Nikolas Nartey und Salih Özcan konnten Chancen nicht nutzen

Salih Özcan gilt ebenfalls als großes Talent im defensiven Mittelfeld, und der Ehrenfelder ist schon zwei Jahre älter als Nartey. Özcan ist ein begnadeter Zweikämpfer und hat zudem Stärken in der Offensive. Es gibt Menschen beim 1. FC Köln, die sich durch Özcans Spielweise an Arturo Vidal erinnert fühlen, den chilenischen Starspieler des FC Barcelona. Doch neigt Özcan sogar im Training zu Ballverlusten, die auf der Position vor der Abwehr fatale Folgen haben können.

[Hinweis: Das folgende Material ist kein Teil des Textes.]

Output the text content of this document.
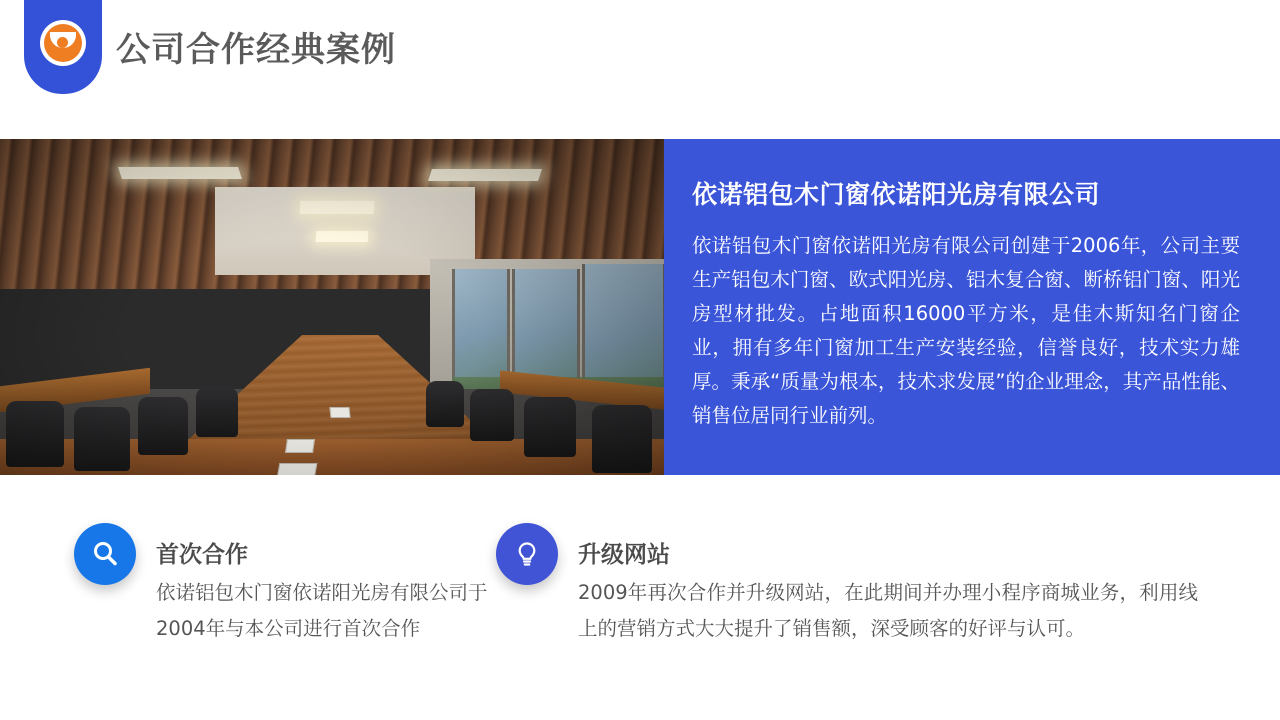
公司合作经典案例
依诺铝包木门窗依诺阳光房有限公司

依诺铝包木门窗依诺阳光房有限公司创建于2006年，公司主要生产铝包木门窗、欧式阳光房、铝木复合窗、断桥铝门窗、阳光房型材批发。占地面积16000平方米，是佳木斯知名门窗企业，拥有多年门窗加工生产安装经验，信誉良好，技术实力雄厚。秉承“质量为根本，技术求发展”的企业理念，其产品性能、销售位居同行业前列。

首次合作
依诺铝包木门窗依诺阳光房有限公司于2004年与本公司进行首次合作
升级网站
2009年再次合作并升级网站，在此期间并办理小程序商城业务，利用线上的营销方式大大提升了销售额，深受顾客的好评与认可。
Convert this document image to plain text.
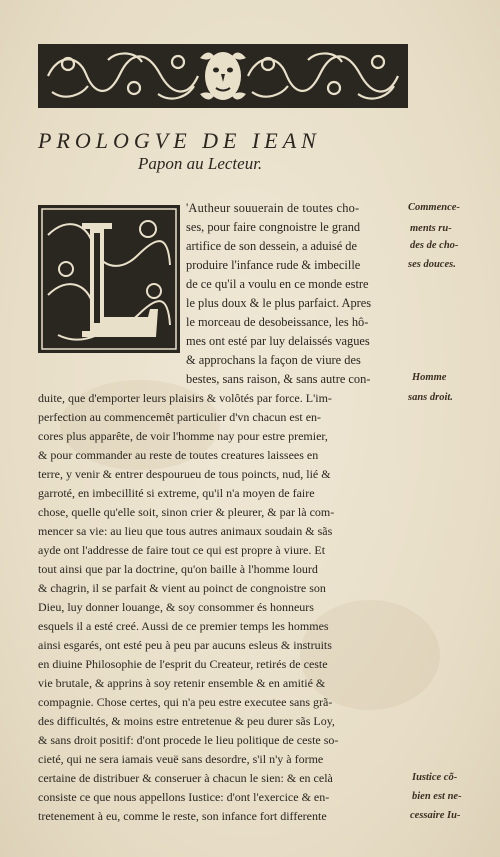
PROLOGVE DE IEAN
Papon au Lecteur.
'Autheur souuerain de toutes cho-
ses, pour faire congnoistre le grand
artifice de son dessein, a aduisé de
produire l'infance rude & imbecille
de ce qu'il a voulu en ce monde estre
le plus doux & le plus parfaict. Apres
le morceau de desobeissance, les hô-
mes ont esté par luy delaissés vagues
& approchans la façon de viure des
bestes, sans raison, & sans autre con-
duite, que d'emporter leurs plaisirs & volôtés par force. L'im-
perfection au commencemêt particulier d'vn chacun est en-
cores plus apparête, de voir l'homme nay pour estre premier,
& pour commander au reste de toutes creatures laissees en
terre, y venir & entrer despourueu de tous poincts, nud, lié &
garroté, en imbecillité si extreme, qu'il n'a moyen de faire
chose, quelle qu'elle soit, sinon crier & pleurer, & par là com-
mencer sa vie: au lieu que tous autres animaux soudain & sãs
ayde ont l'addresse de faire tout ce qui est propre à viure. Et
tout ainsi que par la doctrine, qu'on baille à l'homme lourd
& chagrin, il se parfait & vient au poinct de congnoistre son
Dieu, luy donner louange, & soy consommer és honneurs
esquels il a esté creé. Aussi de ce premier temps les hommes
ainsi esgarés, ont esté peu à peu par aucuns esleus & instruits
en diuine Philosophie de l'esprit du Createur, retirés de ceste
vie brutale, & apprins à soy retenir ensemble & en amitié &
compagnie. Chose certes, qui n'a peu estre executee sans grã-
des difficultés, & moins estre entretenue & peu durer sãs Loy,
& sans droit positif: d'ont procede le lieu politique de ceste so-
cieté, qui ne sera iamais veuë sans desordre, s'il n'y à forme
certaine de distribuer & conseruer à chacun le sien: & en celà
consiste ce que nous appellons Iustice: d'ont l'exercice & en-
tretenement à eu, comme le reste, son infance fort differente
Commence-
ments ru-
des de cho-
ses douces.
Homme
sans droit.
Iustice cõ-
bien est ne-
cessaire Iu-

Ein neuer Spieler für das Mittelfeld würde aber nicht nur eine akute Lücke schließen. Der Kölner Kader ist seit Jahren besonders vor der Abwehr dünn besetzt. Mit der Verpflichtung Vincent Koziellos war Armin Veh das Thema bereits im vergangenen Winter angegangen. Doch mit Blick auf eine mögliche Erstliga-Saison wünscht man sich im Verein mehr Qualität – und auch mehr Führung. „Wir hatten insgesamt eine Planung, und plötzlich passieren Dinge, mit denen wir nicht gerechnet haben“, sagt Veh.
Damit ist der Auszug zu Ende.